Beside hortatory and analytical essays, social and political satire became a major literary genre. The most accomplished satirist was Dehḵodā, whose column “Čarand parand” in Ṣūr-e Esrāfīl was among the most widely read of the time. He adopted colloquial language and storytelling techniques and thus helped to lay the foundations upon which modern Persian prose literature developed (Āryanpūr, II, pp. 98-105; Kamshad, pp. 37-40).
Another literary genre introduced in this period was the historical novel, the first published by M.-B. Ḵosravī in 1327/1909. These works provided a means of escape from a sense of national impotence in the face of foreign intervention and were aimed at restoring Persian self-confidence through the renewal of ancient splendor. The protagonists of most were powerful national heroes, especially those of the pre-Islamic past. Examples include Ešg wa salṭanat (Love and sovereignty), on the conquests of Cyrus the Great, published by Mūsā Naṯrī in 1337/1919; Dāstān-e bāstān (A story of ancient times), on the rise of the Achaemenids and the love story of Bīžan and Manīža, published by Mīrzā Ḥasan Khan Badīʿ in 1338/1920; and Dāmgostarān yā enteqām-ḵᵛāhān-e Mazdak (Trap setters, or The avengers of Mazdak), on the reasons for the fall of the Sasanians and the Arab conquest, published by Ṣaṇʿatīzāda Kermānī in 1339/1921. These novels differed in historical accuracy, style, and literary value but formed an important link in the development in Persia of the novel in the European sense (Āryanpūr, II, pp. 238-58; Kamshad, pp. 41-53; Nikitine, pp. 297-336).
Theater groups had begun to present plays in Persia on the eve of the Constitutional Revolution, but dramatic writing during most of the period under discussion was limited mainly to translations or adaptations of foreign plays.
Postconstitutional period. Toward the end of this period Aḥmad Maḥmūdī and Ḥasan Moqaddam (ʿAlī Nowrūz) began to write original plays of literary or dramatic value (Āryanpūr, I, pp. 342-66, II, pp. 288-315). Prose writers in general were less inhibited in introducing new forms and modes of expression than the poets, because Persian classical prose had never enjoyed the high esteem of poetry.
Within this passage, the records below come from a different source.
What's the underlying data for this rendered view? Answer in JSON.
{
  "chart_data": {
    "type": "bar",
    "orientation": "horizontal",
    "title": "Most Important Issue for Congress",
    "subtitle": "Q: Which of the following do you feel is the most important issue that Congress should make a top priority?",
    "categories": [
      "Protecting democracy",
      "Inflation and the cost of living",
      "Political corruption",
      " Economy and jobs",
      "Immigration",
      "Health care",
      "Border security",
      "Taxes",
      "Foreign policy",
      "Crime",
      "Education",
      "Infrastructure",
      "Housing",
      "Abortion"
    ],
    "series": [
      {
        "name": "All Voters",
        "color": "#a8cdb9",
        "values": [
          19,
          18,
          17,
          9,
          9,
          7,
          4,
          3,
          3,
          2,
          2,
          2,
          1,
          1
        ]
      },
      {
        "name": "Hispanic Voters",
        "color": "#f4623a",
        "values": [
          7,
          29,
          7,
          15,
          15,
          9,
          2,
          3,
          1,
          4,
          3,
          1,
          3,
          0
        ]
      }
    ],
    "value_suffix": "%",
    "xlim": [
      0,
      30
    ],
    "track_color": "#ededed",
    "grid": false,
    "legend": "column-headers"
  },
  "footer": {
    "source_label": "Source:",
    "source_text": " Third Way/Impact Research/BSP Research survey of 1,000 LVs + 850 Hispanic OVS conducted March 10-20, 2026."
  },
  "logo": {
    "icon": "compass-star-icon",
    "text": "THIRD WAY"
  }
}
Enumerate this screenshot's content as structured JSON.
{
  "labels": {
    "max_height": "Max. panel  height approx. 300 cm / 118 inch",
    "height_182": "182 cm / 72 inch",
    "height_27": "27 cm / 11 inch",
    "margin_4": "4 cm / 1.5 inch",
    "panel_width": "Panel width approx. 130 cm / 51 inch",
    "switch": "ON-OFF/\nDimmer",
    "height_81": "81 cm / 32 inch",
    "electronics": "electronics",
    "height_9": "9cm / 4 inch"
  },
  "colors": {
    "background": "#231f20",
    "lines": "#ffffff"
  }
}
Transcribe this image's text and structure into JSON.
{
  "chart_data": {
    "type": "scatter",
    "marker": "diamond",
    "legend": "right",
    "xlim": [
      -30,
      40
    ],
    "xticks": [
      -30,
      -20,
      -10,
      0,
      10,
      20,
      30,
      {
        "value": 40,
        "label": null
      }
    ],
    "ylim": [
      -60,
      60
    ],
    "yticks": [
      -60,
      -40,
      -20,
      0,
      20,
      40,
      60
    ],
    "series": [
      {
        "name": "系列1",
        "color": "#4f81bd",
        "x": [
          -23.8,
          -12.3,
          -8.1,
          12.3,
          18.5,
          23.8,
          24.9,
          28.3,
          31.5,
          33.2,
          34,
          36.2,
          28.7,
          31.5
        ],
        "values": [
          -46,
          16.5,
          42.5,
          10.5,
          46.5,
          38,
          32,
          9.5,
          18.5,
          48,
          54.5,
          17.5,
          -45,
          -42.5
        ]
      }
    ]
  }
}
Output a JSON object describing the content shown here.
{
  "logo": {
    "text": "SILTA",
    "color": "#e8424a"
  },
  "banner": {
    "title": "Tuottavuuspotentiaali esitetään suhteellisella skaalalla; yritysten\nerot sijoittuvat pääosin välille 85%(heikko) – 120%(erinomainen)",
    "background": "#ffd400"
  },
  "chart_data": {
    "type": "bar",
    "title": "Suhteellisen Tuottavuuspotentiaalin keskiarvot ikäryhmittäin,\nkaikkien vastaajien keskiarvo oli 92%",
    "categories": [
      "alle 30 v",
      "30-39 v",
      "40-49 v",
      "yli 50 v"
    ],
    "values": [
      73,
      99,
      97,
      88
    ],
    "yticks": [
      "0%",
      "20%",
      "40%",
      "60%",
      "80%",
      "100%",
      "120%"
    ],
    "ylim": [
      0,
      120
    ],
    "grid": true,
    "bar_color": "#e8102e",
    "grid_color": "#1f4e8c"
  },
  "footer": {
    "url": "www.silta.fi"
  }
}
Whereas poets frequently stumbled over classical obstacles on the way to a modern poetics, prose writers followed a smoother path in a parallel direction. The thematic, stylistic, and formal modifications introduced gradually over several decades crystallized in the first collection of modern Persian short stories, published by Moḥammad-ʿAlī Jamālzāda in 1300 Š./1921, with an introductory literary manifesto. It marked the beginning of the modern phase of Persian prose literature (Kamshad, pp. 90-113).